PRC: The Price is Right, But Not For Long
It had to happen. Even China is feeling the pinch of the impending global downturn. It's just put up fuel prices by 10%, and the price of pork rocketed this year too. Inflation is at record highs, 6.5% or so.
It's bizarre to think of what is still very much an authoritarian state dabbling in monetary policy, but globalisation may well be revealing the sting in its tail for Beijing. Part of the reason for the high oil prices is the weak dollar, itself due to an extent to the basically false valuation of the RMB. And it's not China's fault that the price of oil is so high these days, blame that on the US too. But a combination of all these factors is going to hurt Joe Zhao in the pocket, and that's a recipe for unrest.
Let's not forget that the protests in Burma were sparked by a fuel price rise, and inflation was a factor in the Tiananmen uprising too. When the inevitable global economic meltdown occurs any time soon, things are going to get even tougher as Chinese businesses lose orders and customers, forcing wage cuts and unemployment.
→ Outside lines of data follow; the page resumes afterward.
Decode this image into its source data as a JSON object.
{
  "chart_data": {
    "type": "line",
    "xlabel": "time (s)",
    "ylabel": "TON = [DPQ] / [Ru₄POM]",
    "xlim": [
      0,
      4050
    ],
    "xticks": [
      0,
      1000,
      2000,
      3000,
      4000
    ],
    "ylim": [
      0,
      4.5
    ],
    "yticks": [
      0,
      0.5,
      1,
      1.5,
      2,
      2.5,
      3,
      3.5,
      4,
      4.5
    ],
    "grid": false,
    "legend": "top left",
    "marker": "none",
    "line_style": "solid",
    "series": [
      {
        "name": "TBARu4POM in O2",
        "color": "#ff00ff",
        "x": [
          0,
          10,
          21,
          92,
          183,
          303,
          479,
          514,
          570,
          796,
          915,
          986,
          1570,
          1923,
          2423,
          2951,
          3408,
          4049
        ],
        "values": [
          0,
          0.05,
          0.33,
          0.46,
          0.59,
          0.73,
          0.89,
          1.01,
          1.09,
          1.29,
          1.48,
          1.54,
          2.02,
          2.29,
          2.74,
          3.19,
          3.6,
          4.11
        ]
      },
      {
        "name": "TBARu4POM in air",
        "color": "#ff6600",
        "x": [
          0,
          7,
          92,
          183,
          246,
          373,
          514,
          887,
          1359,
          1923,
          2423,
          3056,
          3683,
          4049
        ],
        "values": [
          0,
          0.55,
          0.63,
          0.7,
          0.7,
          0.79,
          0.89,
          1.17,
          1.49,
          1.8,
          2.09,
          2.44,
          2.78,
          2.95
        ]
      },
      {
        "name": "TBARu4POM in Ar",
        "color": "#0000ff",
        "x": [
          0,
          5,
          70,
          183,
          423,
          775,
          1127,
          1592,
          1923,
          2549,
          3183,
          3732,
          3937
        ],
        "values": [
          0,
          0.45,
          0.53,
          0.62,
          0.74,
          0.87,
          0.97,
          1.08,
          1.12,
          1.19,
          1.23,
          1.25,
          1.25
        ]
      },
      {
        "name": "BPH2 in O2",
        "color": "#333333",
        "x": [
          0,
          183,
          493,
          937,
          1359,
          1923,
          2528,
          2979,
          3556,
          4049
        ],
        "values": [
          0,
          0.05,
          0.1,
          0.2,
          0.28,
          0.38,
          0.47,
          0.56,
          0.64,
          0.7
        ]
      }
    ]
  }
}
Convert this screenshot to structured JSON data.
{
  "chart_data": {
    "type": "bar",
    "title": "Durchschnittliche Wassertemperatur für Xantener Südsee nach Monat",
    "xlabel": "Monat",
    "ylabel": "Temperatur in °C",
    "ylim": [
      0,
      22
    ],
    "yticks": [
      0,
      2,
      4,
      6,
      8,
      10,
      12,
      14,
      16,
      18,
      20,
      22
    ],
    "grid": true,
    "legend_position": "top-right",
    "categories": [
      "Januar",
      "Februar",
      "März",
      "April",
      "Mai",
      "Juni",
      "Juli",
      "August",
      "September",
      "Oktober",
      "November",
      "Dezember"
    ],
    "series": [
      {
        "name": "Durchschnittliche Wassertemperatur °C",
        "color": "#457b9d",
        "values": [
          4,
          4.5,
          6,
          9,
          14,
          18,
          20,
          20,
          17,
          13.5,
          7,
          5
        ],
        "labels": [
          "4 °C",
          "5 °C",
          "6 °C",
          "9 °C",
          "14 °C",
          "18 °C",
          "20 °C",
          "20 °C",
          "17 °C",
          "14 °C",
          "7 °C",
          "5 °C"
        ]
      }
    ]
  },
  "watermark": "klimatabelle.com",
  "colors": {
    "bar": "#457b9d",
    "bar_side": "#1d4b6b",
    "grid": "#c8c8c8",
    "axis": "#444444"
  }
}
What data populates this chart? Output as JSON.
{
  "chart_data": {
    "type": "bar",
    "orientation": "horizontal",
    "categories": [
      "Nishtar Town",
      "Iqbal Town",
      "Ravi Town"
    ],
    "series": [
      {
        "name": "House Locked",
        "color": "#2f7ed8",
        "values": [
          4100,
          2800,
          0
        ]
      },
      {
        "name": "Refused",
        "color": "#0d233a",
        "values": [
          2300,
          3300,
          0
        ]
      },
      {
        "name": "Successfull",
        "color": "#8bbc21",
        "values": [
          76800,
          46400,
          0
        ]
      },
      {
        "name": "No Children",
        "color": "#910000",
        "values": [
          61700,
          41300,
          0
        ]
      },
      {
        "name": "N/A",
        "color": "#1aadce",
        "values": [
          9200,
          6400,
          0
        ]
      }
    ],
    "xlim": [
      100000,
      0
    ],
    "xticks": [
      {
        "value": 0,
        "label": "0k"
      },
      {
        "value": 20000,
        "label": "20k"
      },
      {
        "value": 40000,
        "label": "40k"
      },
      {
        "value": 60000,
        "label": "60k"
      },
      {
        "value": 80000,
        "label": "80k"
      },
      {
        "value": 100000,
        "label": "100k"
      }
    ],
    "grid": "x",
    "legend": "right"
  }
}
Expect some very worried faces in the Great Hall of the People - the People may just begin to stir.
BBC NEWS | Asia-Pacific | China's fuel dilemma
The country's booming economy is sucking up crude at record rates and China is now the world's second largest consumer of oil after the US.
Net imports in the first eight months of this year soared by nearly 20%.
Beijing exerts a tight control over the yuan
But rising fuel prices may have created another economic headache.
They are likely to add to soaring inflation which in August hit a 10-year high of 6.5%.
The central bank has already raised interest rates several times this year and another hike is likely before the end of the year.
Many analysts think that the increases are still not enough to curb inflation.
The government worries that inflation could lead to social unrest - rising prices were one of the factors in the run-up to the Tiananmen Square protests in 1989.